The bow. I wasn’t making the bow I had intended to make for a lack of time. I had wanted to see if I could make it a somewhat functional bow that drew back properly, but couldn’t figure it out and scratched the idea.
“But if you had an extra 52 weeks, you could add all those little details and make something that will wow the judges.”
He was right. It sucked hearing it, but he was right.
Things didn’t magically get better once I stopped trying to build a cosplay before Friday. I still felt like a failure. I still felt like exhausted, hot garbage from sleep depriving myself the past two months trying to build this thing. I still had nightmares about Kim that night—the reoccurring one involving the pathway behind my childhood home leading down to the little stream where I would go to destress and dreaming my little nature sanctuary was completely underwater.
Through this cosplay, I realized I have some unresolved issues because of Kim I didn’t realize I had.
- I’m scared of getting older because I feel like I missed out on so much during my younger years because of that vile woman. As my step-mom once said, “You had to grow up too fast.” At the same time, I feel like there’s certain things I won’t be able to do once I am older—one being cosplaying as young adults. Also, I’m at the age Kim was when she started being a really shitty parent and she became more unhinged and callous as time went on so I worry the same will happen to me.
- As she always compared me to my seemingly perfect Golden Child brother, I always had this feeling like I had to be perfect. Instead of being perfect, though, I ended up being a bit of an underachiever because if I couldn’t do something right or on time I would give up. So the idea of putting a big project on the back burner makes me feel like I’m screwing up like I did in my youth and I don’t want to be that person that feels like everyone is waiting for you to screw up like you always do.
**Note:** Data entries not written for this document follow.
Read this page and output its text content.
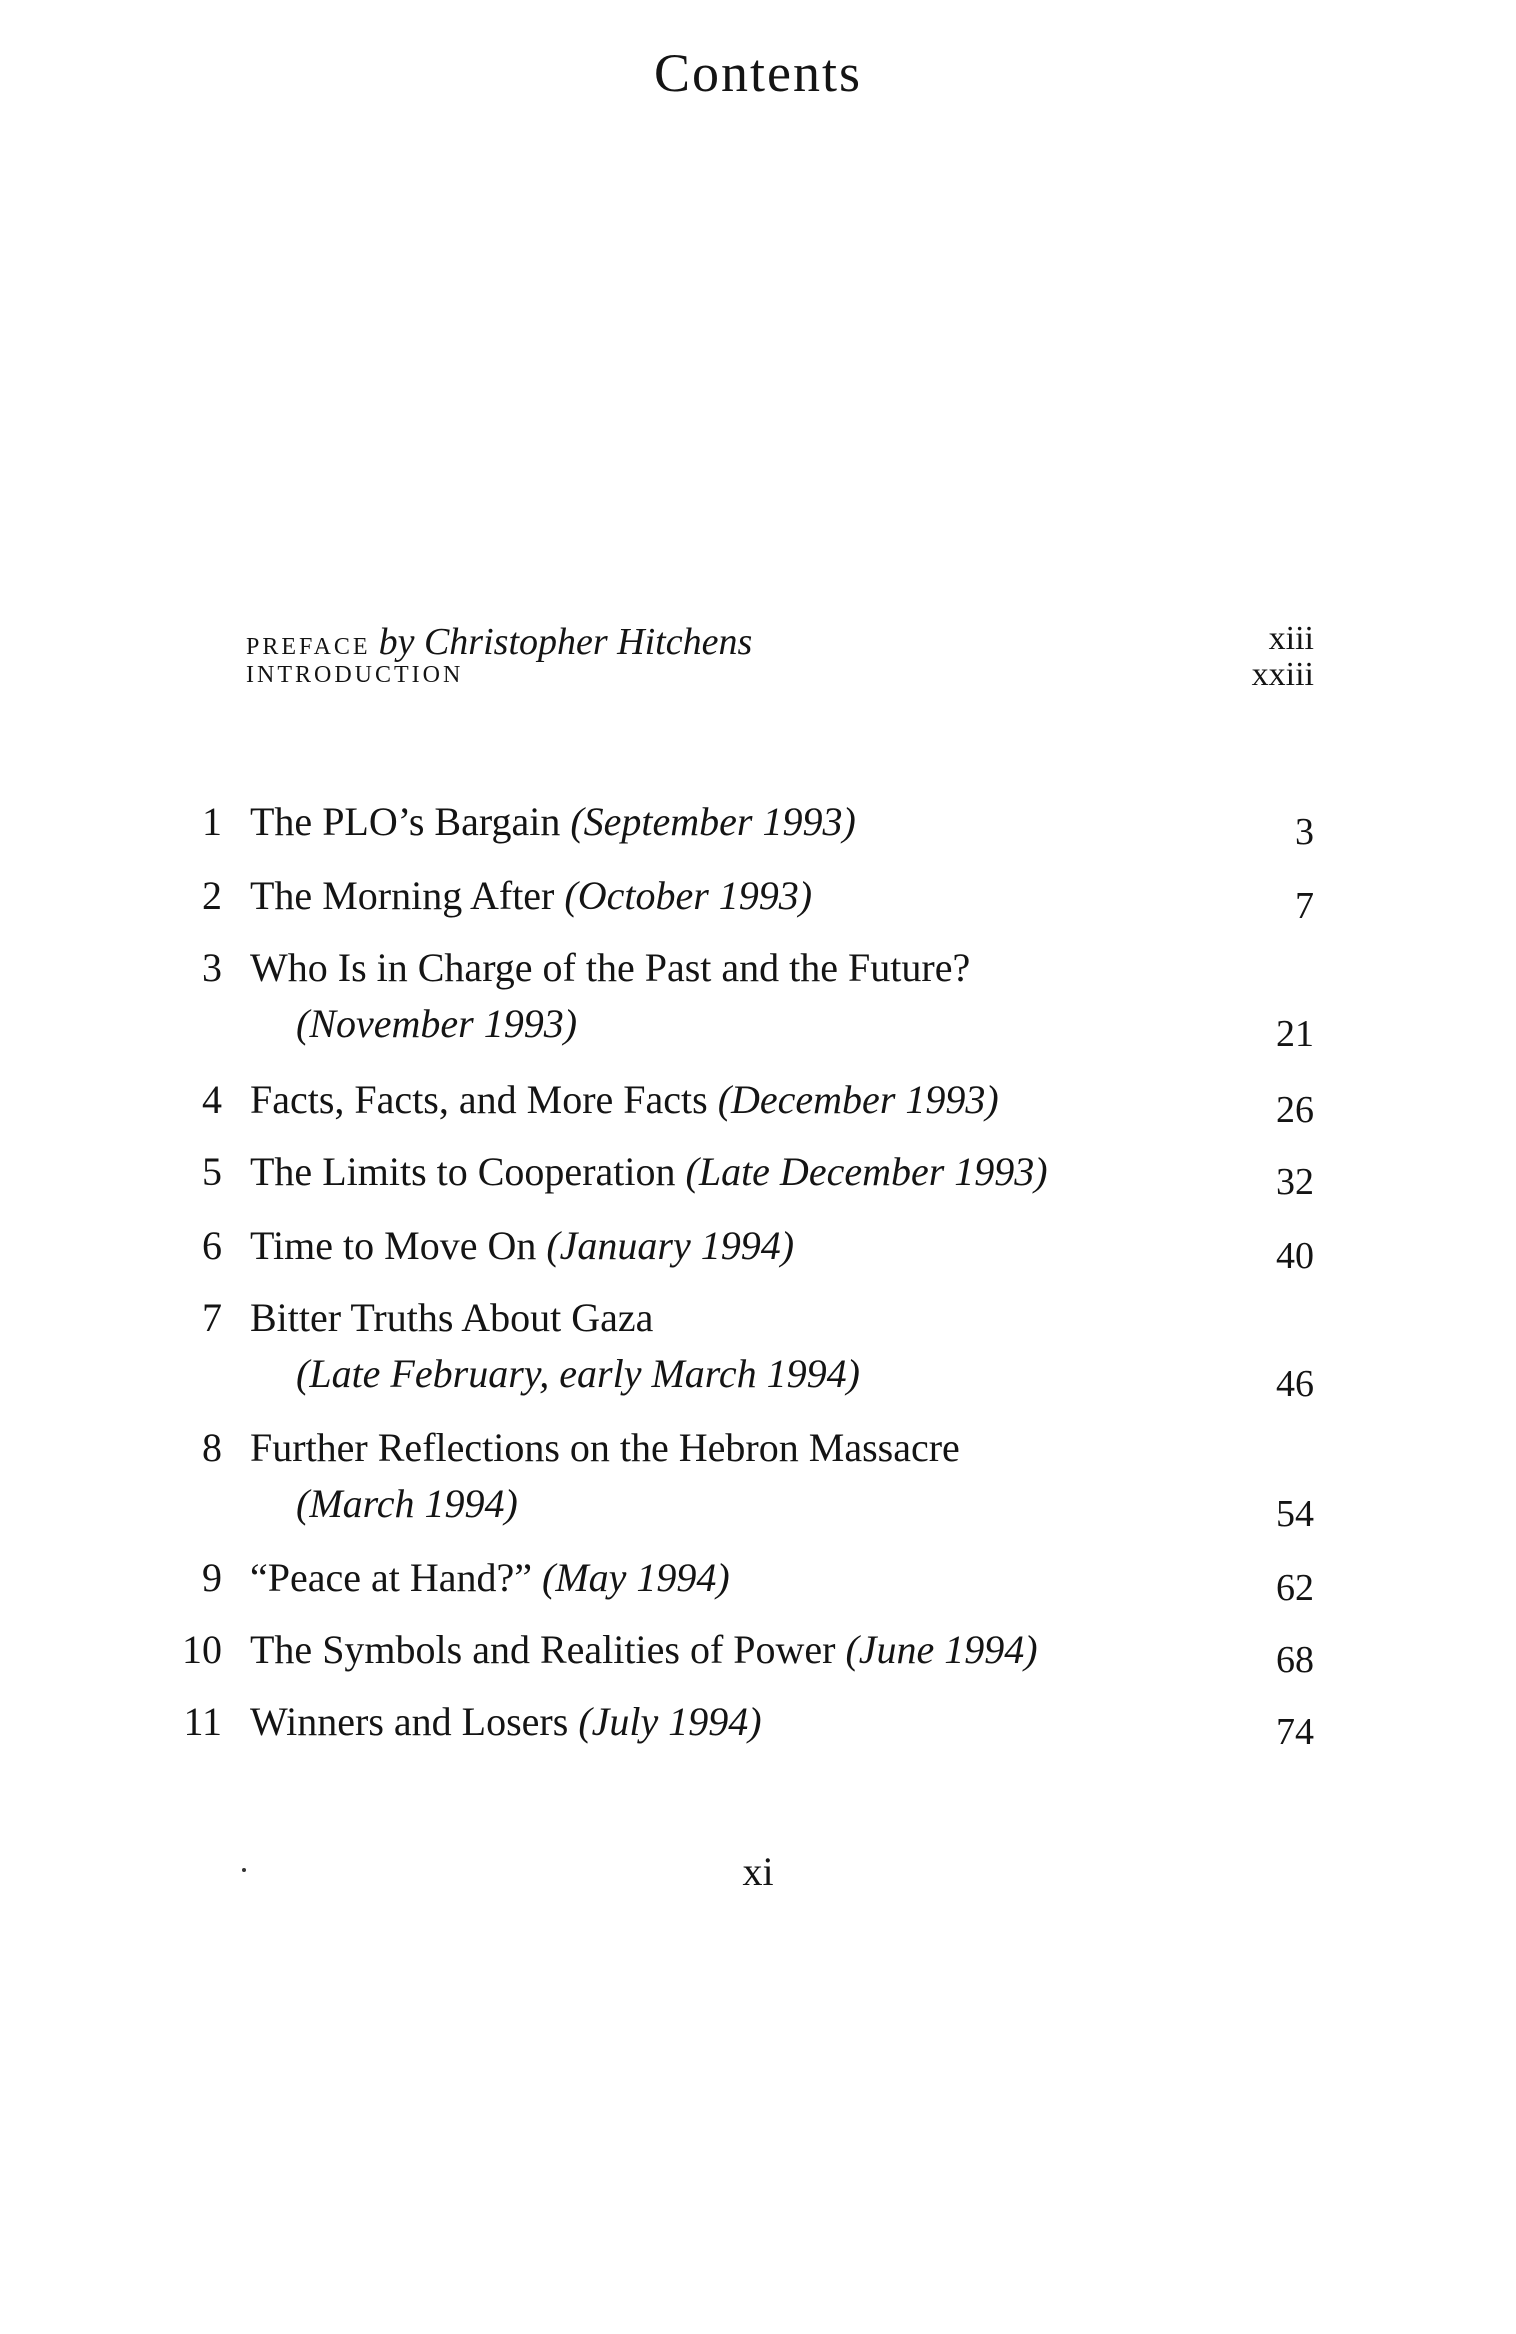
Contents
PREFACE by Christopher Hitchens	xiii
INTRODUCTION	xxiii
1 The PLO’s Bargain (September 1993)	3
2 The Morning After (October 1993)	7
3 Who Is in Charge of the Past and the Future?
(November 1993)	21
4 Facts, Facts, and More Facts (December 1993)	26
5 The Limits to Cooperation (Late December 1993)	32
6 Time to Move On (January 1994)	40
7 Bitter Truths About Gaza
(Late February, early March 1994)	46
8 Further Reflections on the Hebron Massacre
(March 1994)	54
9 “Peace at Hand?” (May 1994)	62
10 The Symbols and Realities of Power (June 1994)	68
11 Winners and Losers (July 1994)	74
xi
- When I was planning on going to my very first convention with my friends and was making my first convention cosplay (Kiki from Kiki’s Delivery Service), she made fun of me for it because she thought it was childish for a grown adult to be going to an anime convention. And it stung. She did apologize for it later (one of the few times she actually did apologize for anything she did), but the damage was done and it stuck. I don’t have this cosplay goal because of her, but maybe a small part of me feels that if I accomplish this particular goal it would be kind of a “Fuck you” for giving me shit about something I was excited about.
I may not be going as Aloy this year like I wanted, but at least I’ll be going to the convention for the first time since 2019 and I’ll have a great time anyways. At least I won’t frantically be trying to complete a cosplay in the hotel room the night before the cosplay contest.